Task Indicating Transformer for Task-conditional Dense Predictions
This work addresses a critical limitation in efficient multi-task learning for dense predictions, offering an incremental improvement over existing task-conditional models.
The paper tackles the challenge of learning task-agnostic and task-specific representations in multi-task dense prediction by introducing the Task Indicating Transformer (TIT), which surpasses state-of-the-art methods on benchmarks like NYUD-v2 and PASCAL-Context.

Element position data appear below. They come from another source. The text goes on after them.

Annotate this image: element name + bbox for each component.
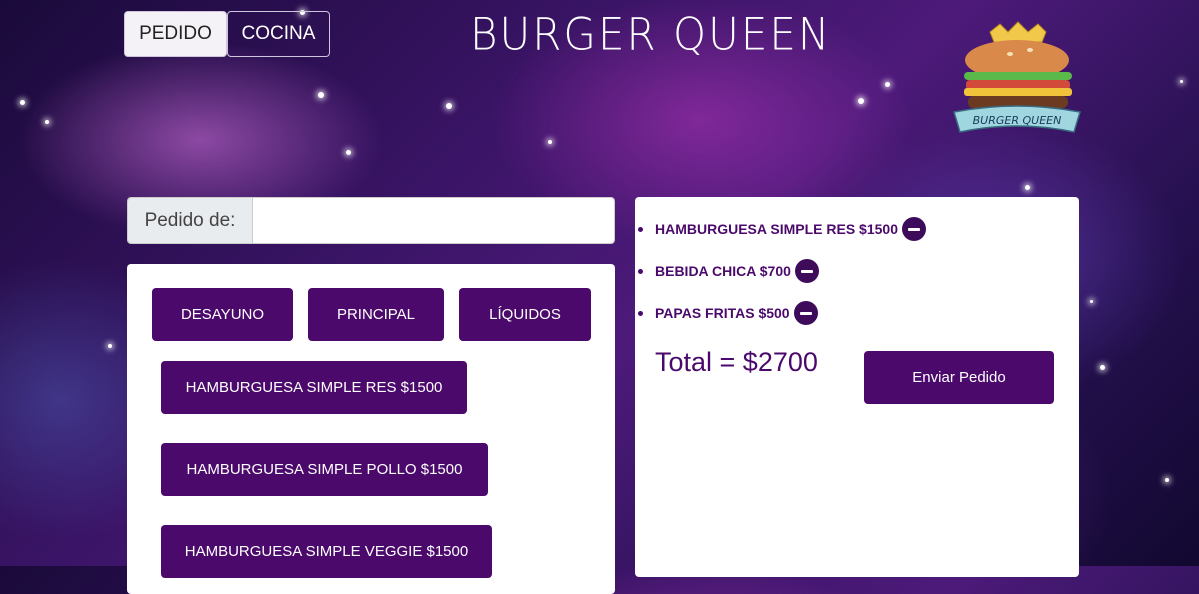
menu-panel: DESAYUNO PRINCIPAL LÍQUIDOS HAMBURGUESA … [127, 264, 615, 594]
order-item-label: BEBIDA CHICA $700 [655, 263, 791, 279]
menu-item-button[interactable]: HAMBURGUESA SIMPLE RES $1500 [161, 361, 467, 414]
order-item: BEBIDA CHICA $700 [638, 259, 819, 283]
remove-item-icon[interactable] [794, 259, 819, 283]
bullet [638, 268, 643, 274]
menu-item-button[interactable]: HAMBURGUESA SIMPLE VEGGIE $1500 [161, 525, 492, 578]
tab-pedido[interactable]: PEDIDO [124, 11, 227, 57]
order-panel: HAMBURGUESA SIMPLE RES $1500 BEBIDA CHIC… [635, 197, 1079, 577]
category-liquidos-button[interactable]: LÍQUIDOS [459, 288, 591, 341]
order-name-input[interactable] [253, 198, 614, 243]
order-item: PAPAS FRITAS $500 [638, 301, 818, 325]
remove-item-icon[interactable] [901, 217, 926, 241]
top-nav: PEDIDO COCINA [124, 11, 330, 57]
menu-item-button[interactable]: HAMBURGUESA SIMPLE POLLO $1500 [161, 443, 488, 496]
remove-item-icon[interactable] [793, 301, 818, 325]
tab-cocina[interactable]: COCINA [227, 11, 330, 57]
page-title: BURGER QUEEN [470, 8, 832, 61]
order-item-label: PAPAS FRITAS $500 [655, 305, 790, 321]
order-name-label: Pedido de: [128, 198, 253, 243]
logo: BURGER QUEEN [950, 20, 1085, 145]
category-principal-button[interactable]: PRINCIPAL [308, 288, 444, 341]
order-item: HAMBURGUESA SIMPLE RES $1500 [638, 217, 926, 241]
bullet [638, 310, 643, 316]
order-name-group: Pedido de: [127, 197, 615, 244]
category-desayuno-button[interactable]: DESAYUNO [152, 288, 293, 341]
bullet [638, 226, 643, 232]
logo-text: BURGER QUEEN [973, 114, 1062, 127]
order-item-label: HAMBURGUESA SIMPLE RES $1500 [655, 221, 898, 237]
order-total: Total = $2700 [655, 347, 818, 377]
send-order-button[interactable]: Enviar Pedido [864, 351, 1054, 404]
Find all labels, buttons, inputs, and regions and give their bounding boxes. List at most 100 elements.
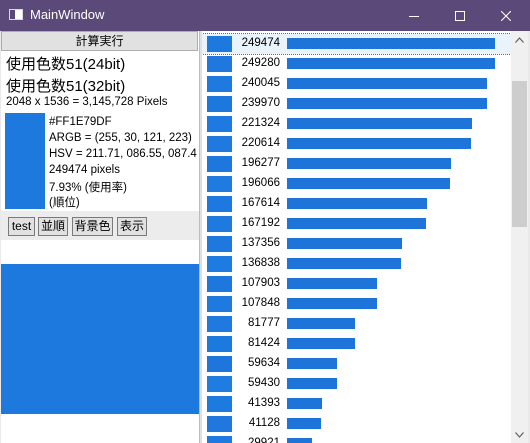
selected-pixel-count: 249474 pixels [49, 164, 120, 176]
selected-usage-rate: 7.93% (使用率) [49, 182, 127, 194]
list-item-count: 249280 [241, 57, 280, 69]
maximize-button[interactable] [437, 0, 483, 31]
list-item-count: 137356 [241, 237, 280, 249]
maximize-icon [455, 10, 465, 21]
list-item-bar [287, 78, 487, 89]
list-item-swatch [207, 376, 232, 392]
list-item-bar [287, 178, 450, 189]
list-item-bar [287, 58, 495, 69]
list-item-swatch [207, 436, 232, 443]
list-item-swatch [207, 236, 232, 252]
list-item-bar [287, 378, 337, 389]
list-item-swatch [207, 156, 232, 172]
list-item-swatch [207, 256, 232, 272]
list-item-count: 220614 [241, 137, 280, 149]
list-item-bar [287, 218, 426, 229]
list-item-bar [287, 198, 427, 209]
list-item[interactable]: 220614 [202, 134, 511, 154]
list-item-bar [287, 138, 471, 149]
list-item-swatch [207, 36, 232, 52]
list-item-count: 196277 [241, 157, 280, 169]
list-item-count: 136838 [241, 257, 280, 269]
list-item[interactable]: 29921 [202, 434, 511, 443]
list-item[interactable]: 107848 [202, 294, 511, 314]
list-item-swatch [207, 136, 232, 152]
list-item[interactable]: 107903 [202, 274, 511, 294]
list-item-bar [287, 278, 377, 289]
list-item-count: 41393 [248, 397, 280, 409]
list-item-count: 196066 [241, 177, 280, 189]
list-item-swatch [207, 336, 232, 352]
list-item[interactable]: 196277 [202, 154, 511, 174]
scroll-down-button[interactable] [511, 426, 528, 443]
sort-button[interactable]: 並順 [38, 217, 68, 236]
list-item[interactable]: 239970 [202, 94, 511, 114]
list-item-swatch [207, 316, 232, 332]
show-button[interactable]: 表示 [117, 217, 147, 236]
list-item[interactable]: 136838 [202, 254, 511, 274]
color-count-32bit: 使用色数51(32bit) [6, 78, 126, 95]
list-item-swatch [207, 176, 232, 192]
list-item-bar [287, 98, 487, 109]
list-item-count: 81424 [248, 337, 280, 349]
list-item-count: 59634 [248, 357, 280, 369]
list-item[interactable]: 59430 [202, 374, 511, 394]
selected-hsv: HSV = 211.71, 086.55, 087.4 [49, 148, 197, 160]
list-item-swatch [207, 296, 232, 312]
left-spacer [1, 240, 199, 264]
color-count-24bit: 使用色数51(24bit) [6, 56, 126, 73]
selected-argb: ARGB = (255, 30, 121, 223) [49, 132, 192, 144]
list-item[interactable]: 137356 [202, 234, 511, 254]
minimize-button[interactable] [391, 0, 437, 31]
list-item[interactable]: 249280 [202, 54, 511, 74]
calculate-button[interactable]: 計算実行 [1, 31, 198, 51]
list-item-bar [287, 238, 402, 249]
list-item-bar [287, 438, 312, 443]
background-color-button[interactable]: 背景色 [72, 217, 113, 236]
list-item-bar [287, 318, 355, 329]
list-item[interactable]: 167192 [202, 214, 511, 234]
close-button[interactable] [483, 0, 529, 31]
list-item-count: 41128 [248, 417, 280, 429]
list-item-bar [287, 258, 401, 269]
list-item[interactable]: 249474 [202, 33, 511, 55]
list-item-swatch [207, 216, 232, 232]
list-item-bar [287, 158, 451, 169]
list-item-count: 107848 [241, 297, 280, 309]
list-item[interactable]: 196066 [202, 174, 511, 194]
vertical-scrollbar[interactable] [511, 31, 528, 443]
window-title: MainWindow [30, 7, 105, 22]
scroll-up-button[interactable] [511, 31, 528, 48]
image-preview [1, 264, 199, 414]
chevron-up-icon [515, 36, 524, 43]
list-item-bar [287, 298, 377, 309]
list-item-count: 167192 [241, 217, 280, 229]
list-item[interactable]: 240045 [202, 74, 511, 94]
list-item-bar [287, 338, 355, 349]
list-item-swatch [207, 356, 232, 372]
app-window-icon [9, 9, 23, 20]
chevron-down-icon [515, 431, 524, 438]
list-item[interactable]: 41128 [202, 414, 511, 434]
list-item-bar [287, 398, 322, 409]
list-item-count: 107903 [241, 277, 280, 289]
list-item[interactable]: 81424 [202, 334, 511, 354]
list-item[interactable]: 41393 [202, 394, 511, 414]
list-item[interactable]: 81777 [202, 314, 511, 334]
list-item-bar [287, 418, 321, 429]
color-list[interactable]: 249474 249280 240045 239970 221324 220614 1962… [202, 31, 511, 443]
selected-hex: #FF1E79DF [49, 116, 112, 128]
list-item[interactable]: 221324 [202, 114, 511, 134]
list-item-swatch [207, 76, 232, 92]
list-item[interactable]: 59634 [202, 354, 511, 374]
title-bar: MainWindow [0, 0, 530, 31]
minimize-icon [409, 15, 419, 17]
list-item[interactable]: 167614 [202, 194, 511, 214]
selected-color-swatch [5, 113, 45, 209]
list-item-swatch [207, 116, 232, 132]
test-button[interactable]: test [8, 217, 35, 236]
list-item-swatch [207, 196, 232, 212]
list-item-count: 29921 [248, 437, 280, 443]
scroll-thumb[interactable] [512, 81, 527, 227]
list-item-bar [287, 118, 472, 129]
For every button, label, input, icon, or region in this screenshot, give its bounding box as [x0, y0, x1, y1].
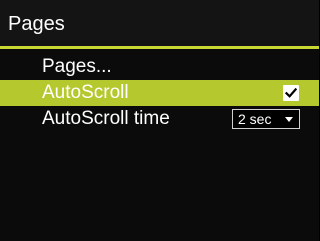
- autoscroll-time-value: 2 sec: [238, 111, 272, 127]
- autoscroll-checkbox[interactable]: [283, 85, 299, 101]
- menu-item-autoscroll[interactable]: AutoScroll: [0, 80, 319, 106]
- menu-item-autoscroll-time[interactable]: AutoScroll time 2 sec: [0, 106, 319, 132]
- chevron-down-icon: [285, 117, 293, 122]
- title-bar: Pages: [0, 0, 319, 46]
- menu-panel: Pages... AutoScroll AutoScroll time 2 se…: [0, 49, 319, 241]
- page-title: Pages: [8, 13, 65, 35]
- checkmark-icon: [285, 87, 297, 98]
- menu-item-autoscroll-time-label: AutoScroll time: [42, 108, 170, 129]
- menu-item-pages[interactable]: Pages...: [0, 54, 319, 80]
- menu-item-pages-label: Pages...: [42, 56, 112, 77]
- settings-screen: Pages Pages... AutoScroll AutoScroll tim…: [0, 0, 319, 241]
- menu-item-autoscroll-label: AutoScroll: [42, 82, 129, 103]
- autoscroll-time-dropdown[interactable]: 2 sec: [232, 109, 300, 129]
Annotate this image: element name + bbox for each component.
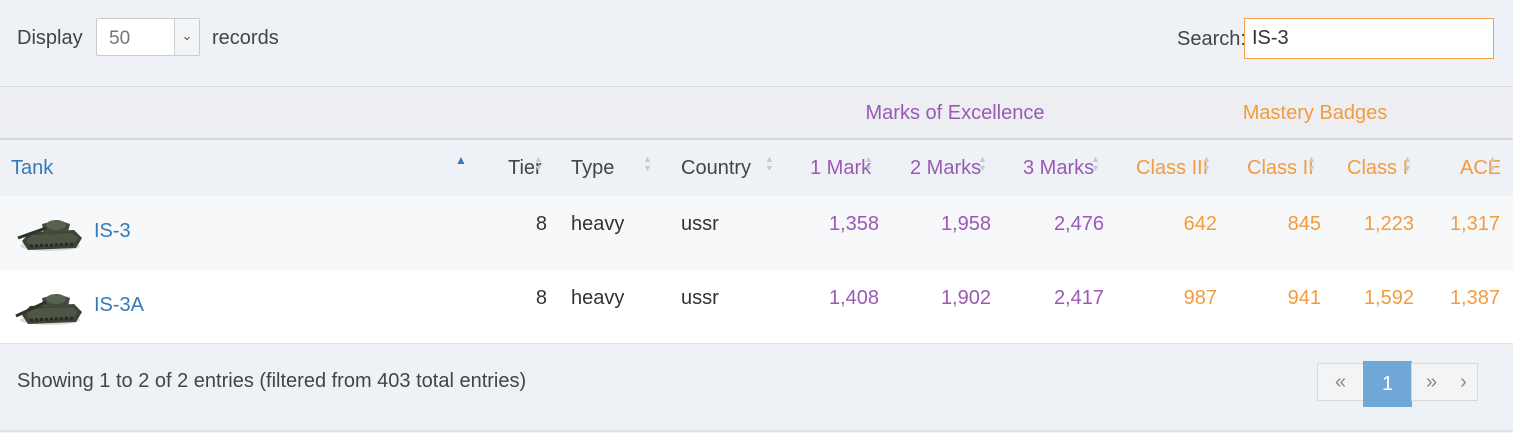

The task-conditional model is a distinctive stream for efficient multi-task learning. Existing works encounter a critical limitation in learning task-agnostic and task-specific representations, primarily due to shortcomings in global context modeling arising from CNN-based architectures, as well as a deficiency in multi-scale feature interaction within the decoder. In this paper, we introduce a novel task-conditional framework called Task Indicating Transformer (TIT) to tackle this challenge. Our approach designs a Mix Task Adapter module within the transformer block, which incorporates a Task Indicating Matrix through matrix decomposition, thereby enhancing long-range dependency modeling and parameter-efficient feature adaptation by capturing intra- and inter-task features. Moreover, we propose a Task Gate Decoder module that harnesses a Task Indicating Vector and gating mechanism to facilitate adaptive multi-scale feature refinement guided by task embeddings. Experiments on two public multi-task dense prediction benchmarks, NYUD-v2 and PASCAL-Context, demonstrate that our approach surpasses state-of-the-art task-conditional methods.